Disney’s ‘Bears’ goes for anthropomorphism over information

It’s a hard life for the adorable boy and girl cubs who co-star with their mom in Disney’s “Bears.” One falls asleep on a sandbar only to wake up surrounded by water at high tide and is later nearly eaten by a rampaging cannibal bear; both nearly starve to death when their mother can’t find enough salmon. That’s a lot of suffering, but I still think I’d rather be a cub than a Cubs fan.

This is one of those nature documentaries that’s pretty much solely interested in being entertaining, and so is cleverly edited to look like the linear story of a mother (dubbed Sky) and her newborns (Scout and Amber). They emerge from a den in a mountain after the winter, trek across the peaks to the sea and hunt for salmon, though they’re willing to settle for grazing on grass.

Think of it “like a dirty salad,” reasons the ever-amused narrator, John C. Reilly.

I didn’t know bears ate grass, nor did I suspect that they ate each other, but Sky has repeated run-ins with two local males, each of them much larger than she, who intend to feast on her babies.

She and the cubs are dashing away from one of these savage cannibals when she runs straight into the path of another. As Scout hides among a pile of logs, Sky adopts the unwise trick of rambling in the other direction in hopes that the predator will follow, but instead he ignores her and noses around her boy: Bears have seven times the sniffing power of bloodhounds, we’re told.

Yet the cubs survive without explanation as the old male bear apparently loses interest and wanders off. Wasn’t he supposed to be starving? What happened?
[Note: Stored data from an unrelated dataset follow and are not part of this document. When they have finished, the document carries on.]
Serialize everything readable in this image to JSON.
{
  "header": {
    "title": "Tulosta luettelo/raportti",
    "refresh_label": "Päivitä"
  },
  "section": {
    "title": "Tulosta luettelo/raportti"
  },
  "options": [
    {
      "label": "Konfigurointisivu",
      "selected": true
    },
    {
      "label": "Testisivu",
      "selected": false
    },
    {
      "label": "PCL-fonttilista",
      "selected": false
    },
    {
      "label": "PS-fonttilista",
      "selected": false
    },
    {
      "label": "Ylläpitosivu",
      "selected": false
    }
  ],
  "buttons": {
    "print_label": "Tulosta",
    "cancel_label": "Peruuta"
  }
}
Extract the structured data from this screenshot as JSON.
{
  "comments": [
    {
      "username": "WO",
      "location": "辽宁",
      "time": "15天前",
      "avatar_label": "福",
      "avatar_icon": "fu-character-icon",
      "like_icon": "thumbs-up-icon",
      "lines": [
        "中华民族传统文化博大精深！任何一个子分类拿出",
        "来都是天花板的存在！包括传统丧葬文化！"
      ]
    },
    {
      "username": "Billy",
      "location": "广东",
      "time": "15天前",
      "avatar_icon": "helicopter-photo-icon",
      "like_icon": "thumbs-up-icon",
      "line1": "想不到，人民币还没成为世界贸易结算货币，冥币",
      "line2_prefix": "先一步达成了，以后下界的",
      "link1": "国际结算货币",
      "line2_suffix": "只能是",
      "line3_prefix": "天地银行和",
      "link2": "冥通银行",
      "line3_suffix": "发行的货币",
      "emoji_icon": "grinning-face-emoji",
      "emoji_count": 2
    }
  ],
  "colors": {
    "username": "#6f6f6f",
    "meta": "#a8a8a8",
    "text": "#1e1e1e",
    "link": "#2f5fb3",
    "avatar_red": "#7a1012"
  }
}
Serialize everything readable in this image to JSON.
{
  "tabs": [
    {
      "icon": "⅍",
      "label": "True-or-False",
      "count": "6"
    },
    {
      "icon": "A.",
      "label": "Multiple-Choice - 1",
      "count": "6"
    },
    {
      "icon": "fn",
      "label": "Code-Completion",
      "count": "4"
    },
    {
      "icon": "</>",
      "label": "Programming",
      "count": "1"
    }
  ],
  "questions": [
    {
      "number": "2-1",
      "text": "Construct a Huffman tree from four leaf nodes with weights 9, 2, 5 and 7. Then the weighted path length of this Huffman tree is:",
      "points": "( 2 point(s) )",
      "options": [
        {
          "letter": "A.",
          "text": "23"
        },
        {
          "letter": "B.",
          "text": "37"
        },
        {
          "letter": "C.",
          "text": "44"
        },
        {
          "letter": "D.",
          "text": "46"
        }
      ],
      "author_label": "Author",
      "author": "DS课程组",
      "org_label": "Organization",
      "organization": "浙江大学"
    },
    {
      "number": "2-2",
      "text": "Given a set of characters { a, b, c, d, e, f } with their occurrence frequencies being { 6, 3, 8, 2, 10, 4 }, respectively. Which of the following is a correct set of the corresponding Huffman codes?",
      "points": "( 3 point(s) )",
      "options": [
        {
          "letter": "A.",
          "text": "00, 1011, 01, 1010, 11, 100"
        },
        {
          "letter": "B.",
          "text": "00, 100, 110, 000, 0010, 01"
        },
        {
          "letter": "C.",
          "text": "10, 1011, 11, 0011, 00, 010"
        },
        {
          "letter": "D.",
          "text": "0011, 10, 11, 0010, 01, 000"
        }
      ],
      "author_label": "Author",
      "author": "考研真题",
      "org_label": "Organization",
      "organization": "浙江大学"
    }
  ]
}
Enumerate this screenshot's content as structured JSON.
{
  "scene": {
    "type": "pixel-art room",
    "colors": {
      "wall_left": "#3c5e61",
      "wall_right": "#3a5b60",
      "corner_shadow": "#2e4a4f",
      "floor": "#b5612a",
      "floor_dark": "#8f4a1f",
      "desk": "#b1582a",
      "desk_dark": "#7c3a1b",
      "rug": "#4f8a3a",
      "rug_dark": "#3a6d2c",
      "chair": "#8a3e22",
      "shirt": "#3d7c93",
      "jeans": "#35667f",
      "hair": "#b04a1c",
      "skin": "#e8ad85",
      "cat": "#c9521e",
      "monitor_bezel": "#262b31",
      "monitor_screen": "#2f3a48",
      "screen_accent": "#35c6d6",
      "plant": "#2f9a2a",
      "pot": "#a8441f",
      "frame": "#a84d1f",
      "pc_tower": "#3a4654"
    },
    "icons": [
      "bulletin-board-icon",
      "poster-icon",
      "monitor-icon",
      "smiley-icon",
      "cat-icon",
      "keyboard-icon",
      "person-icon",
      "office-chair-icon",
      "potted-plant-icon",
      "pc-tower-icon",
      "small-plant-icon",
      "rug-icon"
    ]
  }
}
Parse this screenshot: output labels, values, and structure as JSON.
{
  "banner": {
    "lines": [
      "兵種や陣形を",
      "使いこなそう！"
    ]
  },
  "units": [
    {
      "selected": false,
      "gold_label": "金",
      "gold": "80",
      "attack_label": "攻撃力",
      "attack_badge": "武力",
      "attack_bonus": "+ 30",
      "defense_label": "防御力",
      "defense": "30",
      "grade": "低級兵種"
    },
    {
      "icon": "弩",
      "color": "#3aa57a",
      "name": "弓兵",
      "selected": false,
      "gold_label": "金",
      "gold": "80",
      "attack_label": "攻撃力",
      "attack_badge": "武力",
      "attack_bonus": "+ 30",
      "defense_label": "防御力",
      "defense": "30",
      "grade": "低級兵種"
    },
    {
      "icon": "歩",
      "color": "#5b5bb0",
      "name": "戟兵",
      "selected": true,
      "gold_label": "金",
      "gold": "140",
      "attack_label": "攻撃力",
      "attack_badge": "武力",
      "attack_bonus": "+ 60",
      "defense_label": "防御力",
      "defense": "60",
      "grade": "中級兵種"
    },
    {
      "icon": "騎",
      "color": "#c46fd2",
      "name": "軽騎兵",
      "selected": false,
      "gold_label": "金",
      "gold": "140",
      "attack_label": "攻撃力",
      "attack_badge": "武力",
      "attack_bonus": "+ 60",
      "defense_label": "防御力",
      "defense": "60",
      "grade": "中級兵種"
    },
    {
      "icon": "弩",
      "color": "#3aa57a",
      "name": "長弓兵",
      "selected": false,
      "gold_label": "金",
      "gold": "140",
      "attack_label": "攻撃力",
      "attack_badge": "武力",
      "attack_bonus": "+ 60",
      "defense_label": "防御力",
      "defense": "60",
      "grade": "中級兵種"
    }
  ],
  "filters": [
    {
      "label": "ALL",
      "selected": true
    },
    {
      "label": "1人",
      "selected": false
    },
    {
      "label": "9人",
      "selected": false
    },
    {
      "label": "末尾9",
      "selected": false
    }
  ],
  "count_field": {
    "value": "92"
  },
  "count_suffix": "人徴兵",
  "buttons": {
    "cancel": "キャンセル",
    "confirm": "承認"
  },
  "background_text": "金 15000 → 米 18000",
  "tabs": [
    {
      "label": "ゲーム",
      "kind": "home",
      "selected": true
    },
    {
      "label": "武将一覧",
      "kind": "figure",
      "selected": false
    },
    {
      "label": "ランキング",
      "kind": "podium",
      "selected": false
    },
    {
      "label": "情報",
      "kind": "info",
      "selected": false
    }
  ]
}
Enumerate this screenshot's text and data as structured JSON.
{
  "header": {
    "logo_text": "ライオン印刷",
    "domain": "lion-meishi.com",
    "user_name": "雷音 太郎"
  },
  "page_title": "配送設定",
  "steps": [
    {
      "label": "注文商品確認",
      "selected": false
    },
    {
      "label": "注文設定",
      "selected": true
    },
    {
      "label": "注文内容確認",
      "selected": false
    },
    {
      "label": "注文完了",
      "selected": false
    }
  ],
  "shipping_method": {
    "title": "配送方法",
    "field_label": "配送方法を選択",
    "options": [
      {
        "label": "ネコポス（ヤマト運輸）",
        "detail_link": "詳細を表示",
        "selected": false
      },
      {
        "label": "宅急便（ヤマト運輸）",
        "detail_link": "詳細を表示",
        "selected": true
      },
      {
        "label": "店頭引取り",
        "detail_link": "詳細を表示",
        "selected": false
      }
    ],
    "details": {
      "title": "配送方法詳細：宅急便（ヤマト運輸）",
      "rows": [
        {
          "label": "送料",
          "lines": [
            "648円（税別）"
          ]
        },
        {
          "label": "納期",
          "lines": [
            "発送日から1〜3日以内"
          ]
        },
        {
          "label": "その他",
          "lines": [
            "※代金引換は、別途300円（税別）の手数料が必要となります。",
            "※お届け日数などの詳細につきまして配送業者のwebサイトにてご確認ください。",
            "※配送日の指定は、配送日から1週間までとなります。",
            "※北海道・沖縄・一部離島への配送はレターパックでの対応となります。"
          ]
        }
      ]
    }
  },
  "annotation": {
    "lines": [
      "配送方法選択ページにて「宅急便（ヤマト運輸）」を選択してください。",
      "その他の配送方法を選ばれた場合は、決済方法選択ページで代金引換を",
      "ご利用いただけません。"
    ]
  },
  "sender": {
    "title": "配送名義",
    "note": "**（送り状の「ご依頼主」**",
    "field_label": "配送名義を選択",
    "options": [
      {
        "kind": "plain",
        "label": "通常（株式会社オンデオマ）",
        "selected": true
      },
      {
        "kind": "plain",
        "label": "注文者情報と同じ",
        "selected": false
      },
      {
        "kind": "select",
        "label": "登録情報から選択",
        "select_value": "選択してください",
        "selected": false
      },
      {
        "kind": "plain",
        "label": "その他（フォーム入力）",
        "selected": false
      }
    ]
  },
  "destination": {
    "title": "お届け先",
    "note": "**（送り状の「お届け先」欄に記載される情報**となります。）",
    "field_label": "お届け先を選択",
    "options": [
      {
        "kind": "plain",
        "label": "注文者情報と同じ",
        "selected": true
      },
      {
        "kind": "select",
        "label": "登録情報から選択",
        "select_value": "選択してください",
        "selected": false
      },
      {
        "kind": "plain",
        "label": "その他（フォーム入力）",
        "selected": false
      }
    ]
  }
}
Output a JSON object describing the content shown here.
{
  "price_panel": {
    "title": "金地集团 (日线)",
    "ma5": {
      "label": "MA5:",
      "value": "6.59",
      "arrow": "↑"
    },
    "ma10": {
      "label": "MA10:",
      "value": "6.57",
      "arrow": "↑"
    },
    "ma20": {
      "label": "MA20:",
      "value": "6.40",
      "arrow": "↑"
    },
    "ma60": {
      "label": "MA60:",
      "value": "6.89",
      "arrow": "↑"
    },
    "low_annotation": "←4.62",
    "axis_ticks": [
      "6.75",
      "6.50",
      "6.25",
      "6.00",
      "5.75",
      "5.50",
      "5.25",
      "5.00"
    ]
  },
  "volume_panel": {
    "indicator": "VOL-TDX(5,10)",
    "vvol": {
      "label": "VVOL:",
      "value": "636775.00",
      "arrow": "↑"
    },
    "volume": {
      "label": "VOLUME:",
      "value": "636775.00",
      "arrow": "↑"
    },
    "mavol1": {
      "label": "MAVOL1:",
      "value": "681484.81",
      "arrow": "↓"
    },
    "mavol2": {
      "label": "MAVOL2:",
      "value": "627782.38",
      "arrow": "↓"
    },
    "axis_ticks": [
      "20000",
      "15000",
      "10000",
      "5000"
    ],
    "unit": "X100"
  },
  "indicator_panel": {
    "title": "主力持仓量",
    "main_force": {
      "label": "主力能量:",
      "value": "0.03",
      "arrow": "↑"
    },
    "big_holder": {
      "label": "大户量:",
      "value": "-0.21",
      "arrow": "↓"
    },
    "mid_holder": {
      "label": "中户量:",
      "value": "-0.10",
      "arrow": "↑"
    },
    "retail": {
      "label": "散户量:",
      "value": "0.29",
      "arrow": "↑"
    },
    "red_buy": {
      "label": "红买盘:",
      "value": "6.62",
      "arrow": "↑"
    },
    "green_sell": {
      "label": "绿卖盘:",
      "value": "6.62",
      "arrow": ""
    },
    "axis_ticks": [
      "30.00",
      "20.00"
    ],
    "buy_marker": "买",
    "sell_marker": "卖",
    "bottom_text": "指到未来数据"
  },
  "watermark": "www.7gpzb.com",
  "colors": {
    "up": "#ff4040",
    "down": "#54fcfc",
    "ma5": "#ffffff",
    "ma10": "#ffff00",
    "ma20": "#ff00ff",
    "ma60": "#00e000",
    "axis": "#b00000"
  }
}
And why is Sky presented as full to bursting with salmon in one scene and then shown as alarmingly thin a couple of minutes later?

There’s only so much editing can do to make a bear story seem like a human one, and the filmmakers (Alastair Fothergill and Keith Scholey directed) also go to unfortunate lengths to give human characteristics like laziness to the bears. A more interesting movie might have toned down the anthropomorphism and stuck to more surprising facts about all the ways bears aren’t at all similar to humans.

Then again, at a stream where salmon actually leap out of the water (and into ursine jaws), the struggle for the best positions at the feast reminded me of nothing so much as the desperation of the roaring and ravenous mammals waiting to get into Nobu.